By continuing to be socially responsible and by continuing to promote tolerance, openness and acceptance of others and by rejecting any cause that encourages confessionalism, which other stations continue to hammer in their news coverage. We see this day in, day out, especially during elections, which helped wipe out the achievements of the March 14 movement by their coverage. So tolerance, acceptance and liberal thinking were key. We [prioritized] this when he was alive and we continue to do this after his death. I believe Sheikh Saad and everyone within the Hariri political movement is committed to this.
E So not him but his values?
This is how you pay tribute to someone’s legacy. E You are poacher turned gamekeeper. Coming into this position with experience in media buying on behalf of advertisers, do you see the media industry, and the TV industry in particular, as mature partners to advertisers in terms of the transparency of the dissemination of data and information?
The biggest challenge, and maybe these are harsh words, but the biggest crime against television stations is the lack of transparent and reliable research data. The TV audience data available in Lebanon is shameful. I will not make any further comment on this because there is currently a court case against the people who have been providing the data for the past seven or eight years but in reality, in the absence of this data, we are all operating in the dark. I think that a certain program is good because my family and my friends like it. As fragmentation increases … did you know there are now over 200 satellite channels in the Arab world – it gets harder. We used to have our own data and fund it. We were not ignorant but every year every agency was put under pressure to skew the data one way or the other and every time you used data that was not in conformity with someone’s demands all hell would break loose.
E So what is being done?
There is a project underway to revamp the TV audience measurement system and another project in the Gulf led by the GCC Association of Advertisers. We believe that advertisers and media owners have no interest in biasing the data in one way or another. Advertisers want to know where they should spend their money and TV owners want to know the real value of their programming in the eyes of the viewers. All the others have a vested interest: the media sales rep will skew the data to where his financial commitment is higher with no consideration to the media owner or the advertiser. We are happy the advertisers have established their own association and we are fully supportive, knowing they will work in their best interests. Research should move away from the media sales reps, because they have no interest in getting transparent data.
E Between advertiser interests, the political legacy of FTV, and the overall political and social operating environment for Arab TV stations, what is your vision for a mature FTV network – journalistically, entertainment-wise, and commercially?

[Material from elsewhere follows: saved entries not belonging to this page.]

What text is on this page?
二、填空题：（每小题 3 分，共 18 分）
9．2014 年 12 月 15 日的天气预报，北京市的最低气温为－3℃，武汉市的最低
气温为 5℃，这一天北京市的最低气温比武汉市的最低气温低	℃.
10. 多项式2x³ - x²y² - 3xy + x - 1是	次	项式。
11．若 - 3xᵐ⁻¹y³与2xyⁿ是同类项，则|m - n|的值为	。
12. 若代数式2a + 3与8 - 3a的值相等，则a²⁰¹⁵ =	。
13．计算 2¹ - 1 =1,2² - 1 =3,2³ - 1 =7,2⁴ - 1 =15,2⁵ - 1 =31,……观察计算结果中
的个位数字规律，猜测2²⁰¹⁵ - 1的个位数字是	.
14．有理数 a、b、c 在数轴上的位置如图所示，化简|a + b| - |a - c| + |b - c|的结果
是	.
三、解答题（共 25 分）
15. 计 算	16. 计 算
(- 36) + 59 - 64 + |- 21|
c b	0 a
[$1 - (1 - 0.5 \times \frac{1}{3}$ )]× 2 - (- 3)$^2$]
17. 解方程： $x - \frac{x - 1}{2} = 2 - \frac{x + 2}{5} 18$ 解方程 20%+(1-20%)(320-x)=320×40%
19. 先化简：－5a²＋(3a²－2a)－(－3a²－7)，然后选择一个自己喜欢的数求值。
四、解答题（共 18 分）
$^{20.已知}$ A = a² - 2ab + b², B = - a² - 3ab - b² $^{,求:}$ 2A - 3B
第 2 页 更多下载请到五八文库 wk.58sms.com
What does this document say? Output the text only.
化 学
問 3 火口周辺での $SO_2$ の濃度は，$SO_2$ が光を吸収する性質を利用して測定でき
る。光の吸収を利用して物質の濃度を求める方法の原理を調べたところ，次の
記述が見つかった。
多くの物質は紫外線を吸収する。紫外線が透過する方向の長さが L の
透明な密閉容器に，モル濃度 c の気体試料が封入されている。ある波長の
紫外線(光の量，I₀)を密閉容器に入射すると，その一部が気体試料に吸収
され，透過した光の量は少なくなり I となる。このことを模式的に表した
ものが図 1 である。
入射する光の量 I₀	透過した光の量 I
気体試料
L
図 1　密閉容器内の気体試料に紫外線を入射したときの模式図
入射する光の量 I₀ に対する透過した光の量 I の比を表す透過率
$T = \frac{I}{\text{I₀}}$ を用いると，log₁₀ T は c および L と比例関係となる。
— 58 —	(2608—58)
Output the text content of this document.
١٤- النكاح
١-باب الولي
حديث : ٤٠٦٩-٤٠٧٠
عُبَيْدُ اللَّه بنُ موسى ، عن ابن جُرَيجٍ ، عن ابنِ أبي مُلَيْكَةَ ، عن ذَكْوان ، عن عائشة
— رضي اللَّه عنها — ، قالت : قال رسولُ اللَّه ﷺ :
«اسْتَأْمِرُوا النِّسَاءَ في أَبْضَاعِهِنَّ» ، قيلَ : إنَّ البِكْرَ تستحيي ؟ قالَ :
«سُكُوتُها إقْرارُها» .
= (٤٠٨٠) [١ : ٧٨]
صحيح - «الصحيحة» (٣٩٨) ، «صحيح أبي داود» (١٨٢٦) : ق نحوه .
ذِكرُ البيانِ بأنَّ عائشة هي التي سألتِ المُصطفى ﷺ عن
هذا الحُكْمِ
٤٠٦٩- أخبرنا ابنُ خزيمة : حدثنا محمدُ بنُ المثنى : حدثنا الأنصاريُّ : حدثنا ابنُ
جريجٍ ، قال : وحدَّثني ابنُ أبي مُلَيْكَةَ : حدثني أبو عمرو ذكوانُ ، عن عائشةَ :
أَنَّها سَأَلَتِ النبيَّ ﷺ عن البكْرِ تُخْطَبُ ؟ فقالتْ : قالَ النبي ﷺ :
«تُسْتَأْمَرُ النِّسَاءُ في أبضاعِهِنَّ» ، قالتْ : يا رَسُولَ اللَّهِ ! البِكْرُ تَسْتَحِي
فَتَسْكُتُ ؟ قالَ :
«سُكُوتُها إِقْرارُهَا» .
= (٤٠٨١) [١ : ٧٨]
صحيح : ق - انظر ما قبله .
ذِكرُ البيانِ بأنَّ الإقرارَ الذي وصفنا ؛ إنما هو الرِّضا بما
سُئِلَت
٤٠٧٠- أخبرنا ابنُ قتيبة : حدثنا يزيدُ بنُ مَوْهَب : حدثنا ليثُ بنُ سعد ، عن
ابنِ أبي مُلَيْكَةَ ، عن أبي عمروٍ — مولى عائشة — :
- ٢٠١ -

Look, 60% of the Arab world is under 30. These people are disoriented by the violent times and often conservative times in which they live. I want to reach out to the Arab youth. I want to offer them entertainment and responsible broadcasting.
E You yourself are young. Is that a handicap?
[Laughs] I am 39. Is that young? If so maybe, it is part of this station’s strategy to reach out to the youth. It has not been an issue. It has in fact been a plus.